The Department of Defense on Thursday announced the establishment of a generative artificial intelligence task force.
Task Force Lima is an initiative that the DOD says reflects its commitment to harnessing the power of artificial intelligence in a responsible and strategic way.
The task force will play a pivotal role in analyzing and integrating generative AI tools, such as large language models, across the department.
“The establishment of Task Force Lima underlines the Department of Defense’s unwavering commitment to leading the charge in AI innovation,” Deputy Secretary of Defense Dr. Kathleen Hicks, who directed the organization of Task Force Lima, said in a release.
“As we navigate the transformative power of generative AI, our focus remains steadfast on ensuring national security, minimizing risks and responsibly integrating these technologies. The future of defense is not just about adopting cutting-edge technologies, but doing so with foresight, responsibility, and a deep understanding of the broader implications for our nation,” she added.

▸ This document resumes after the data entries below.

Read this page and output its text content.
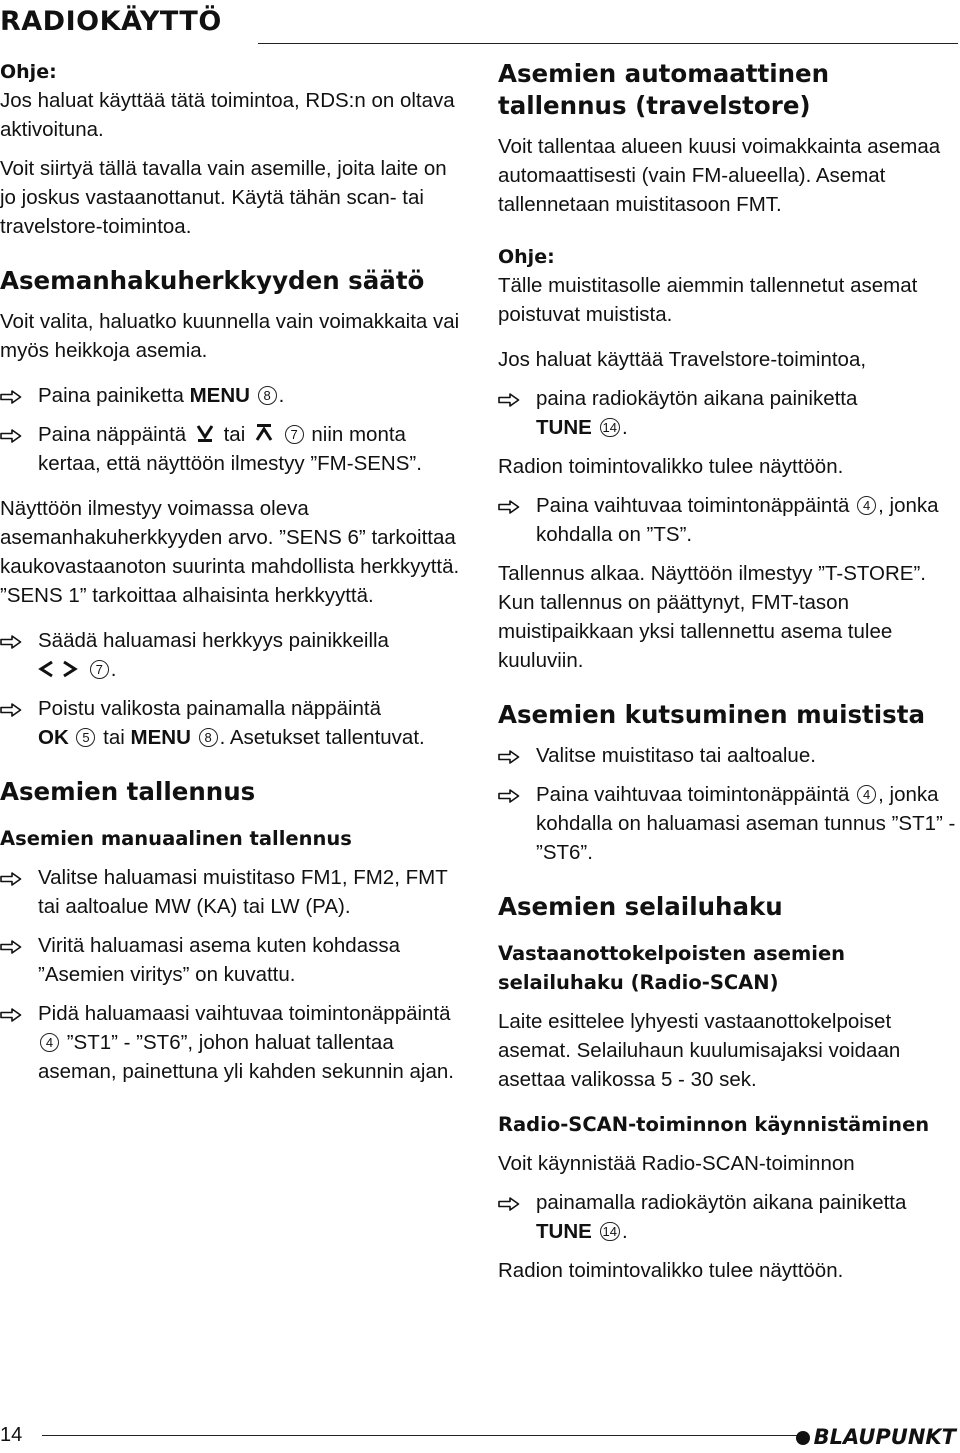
RADIOKÄYTTÖ
Ohje:

Jos haluat käyttää tätä toimintoa, RDS:n on oltava aktivoituna.

Voit siirtyä tällä tavalla vain asemille, joita laite on jo joskus vastaanottanut. Käytä tähän scan- tai travelstore-toimintoa.

Asemanhakuherkkyyden säätö

Voit valita, haluatko kuunnella vain voimakkaita vai myös heikkoja asemia.

Paina painiketta MENU 8 .
Paina näppäintä tai	7 niin monta kertaa, että näyttöön ilmestyy ”FM-SENS”.

Näyttöön ilmestyy voimassa oleva asemanhakuherkkyyden arvo. ”SENS 6” tarkoittaa kaukovastaanoton suurinta mahdollista herkkyyttä. ”SENS 1” tarkoittaa alhaisinta herkkyyttä.

Säädä haluamasi herkkyys painikkeilla
7 .
Poistu valikosta painamalla näppäintä
OK 5 tai MENU 8 . Asetukset tallentuvat.
Asemien tallennus
Asemien manuaalinen tallennus
Valitse haluamasi muistitaso FM1, FM2, FMT tai aaltoalue MW (KA) tai LW (PA).
Viritä haluamasi asema kuten kohdassa ”Asemien viritys” on kuvattu.
Pidä haluamaasi vaihtuvaa toimintonäppäintä 4 ”ST1” - ”ST6”, johon haluat tallentaa aseman, painettuna yli kahden sekunnin ajan.
Asemien automaattinen tallennus (travelstore)

Voit tallentaa alueen kuusi voimakkainta asemaa automaattisesti (vain FM-alueella). Asemat tallennetaan muistitasoon FMT.

Ohje:

Tälle muistitasolle aiemmin tallennetut asemat poistuvat muistista.

Jos haluat käyttää Travelstore-toimintoa,

paina radiokäytön aikana painiketta
TUNE 14 .

Radion toimintovalikko tulee näyttöön.

Paina vaihtuvaa toimintonäppäintä 4 , jonka kohdalla on ”TS”.

Tallennus alkaa. Näyttöön ilmestyy ”T-STORE”. Kun tallennus on päättynyt, FMT-tason muistipaikkaan yksi tallennettu asema tulee kuuluviin.

Asemien kutsuminen muistista
Valitse muistitaso tai aaltoalue.
Paina vaihtuvaa toimintonäppäintä 4 , jonka kohdalla on haluamasi aseman tunnus ”ST1” - ”ST6”.
Asemien selailuhaku
Vastaanottokelpoisten asemien selailuhaku (Radio-SCAN)

Laite esittelee lyhyesti vastaanottokelpoiset asemat. Selailuhaun kuulumisajaksi voidaan asettaa valikossa 5 - 30 sek.

Radio-SCAN-toiminnon käynnistäminen

Voit käynnistää Radio-SCAN-toiminnon

painamalla radiokäytön aikana painiketta TUNE 14 .

Radion toimintovalikko tulee näyttöön.

14	BLAUPUNKT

Task Force Lima — which is led by the Chief Digital and Artificial Intelligence Office — will assess, synchronize and employ generative AI capabilities across the department. The office, founded last year, is dedicated to integrating and optimizing artificial intelligence capabilities across the department and accelerating the department’s adoption of data, analytics and AI.
In addition to safeguarding national security, the task force will ensure the department remains at the forefront of such “cutting-edge” technologies.

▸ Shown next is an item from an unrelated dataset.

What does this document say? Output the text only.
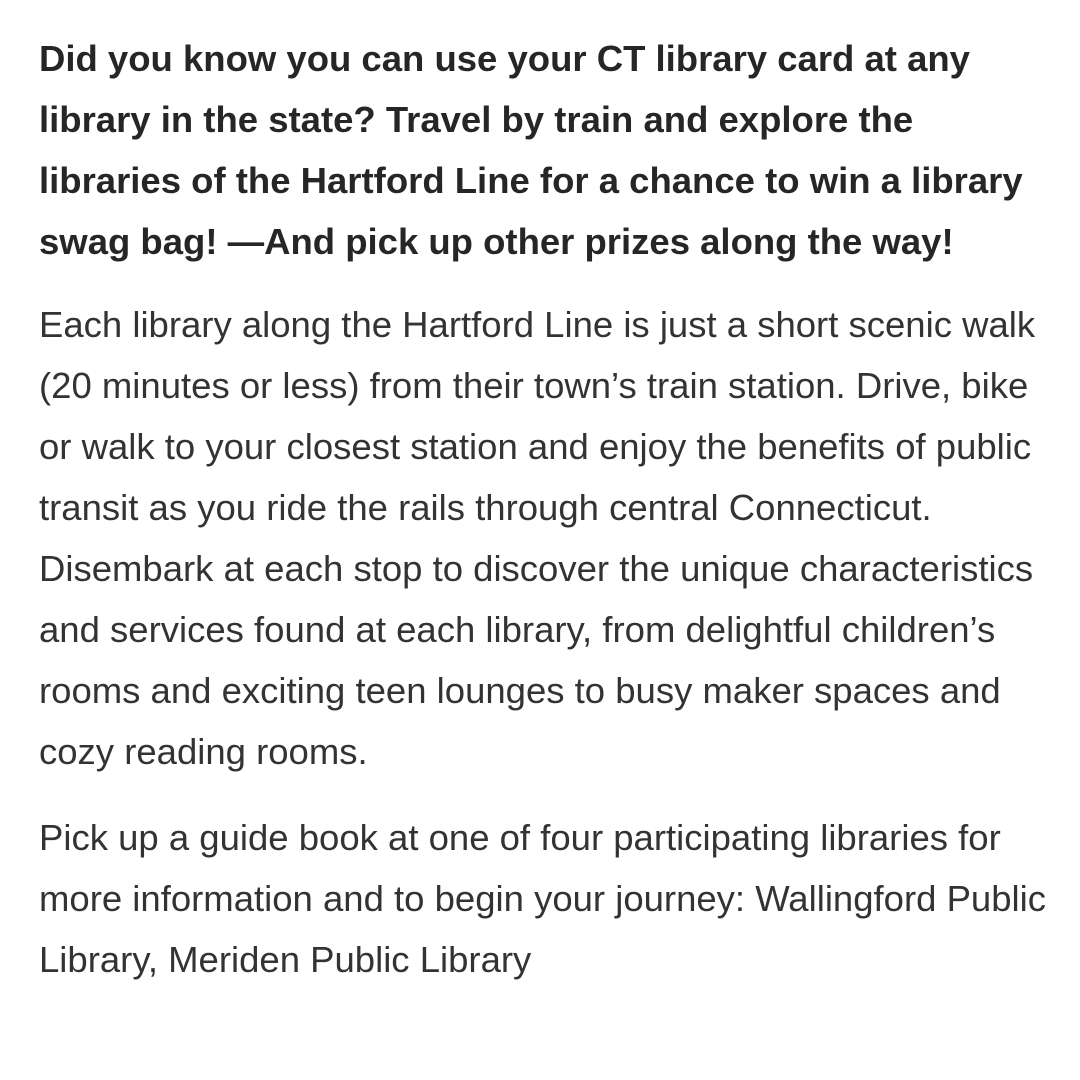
Did you know you can use your CT library card at any library in the state? Travel by train and explore the libraries of the Hartford Line for a chance to win a library swag bag! —And pick up other prizes along the way!

Each library along the Hartford Line is just a short scenic walk (20 minutes or less) from their town’s train station. Drive, bike or walk to your closest station and enjoy the benefits of public transit as you ride the rails through central Connecticut. Disembark at each stop to discover the unique characteristics and services found at each library, from delightful children’s rooms and exciting teen lounges to busy maker spaces and cozy reading rooms.

Pick up a guide book at one of four participating libraries for more information and to begin your journey: Wallingford Public Library, Meriden Public Library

The department said Task Force Lima will help to minimize risk and redundancy while also pursuing generative AI initiatives. The release said the department aims to enhance operations in areas including warfighting, business affairs, health, policy and readiness.
“The DOD has an imperative to responsibly pursue the adoption of generative AI models while identifying proper protective measures and mitigating national security risks that may result from issues such as poorly managed training data,” Dr. Craig Martell, the Department of Defense Chief Digital and Artificial Intelligence Officer, said. “We must also consider the extent to which our adversaries will employ this technology and seek to disrupt our own use of AI-based solutions.”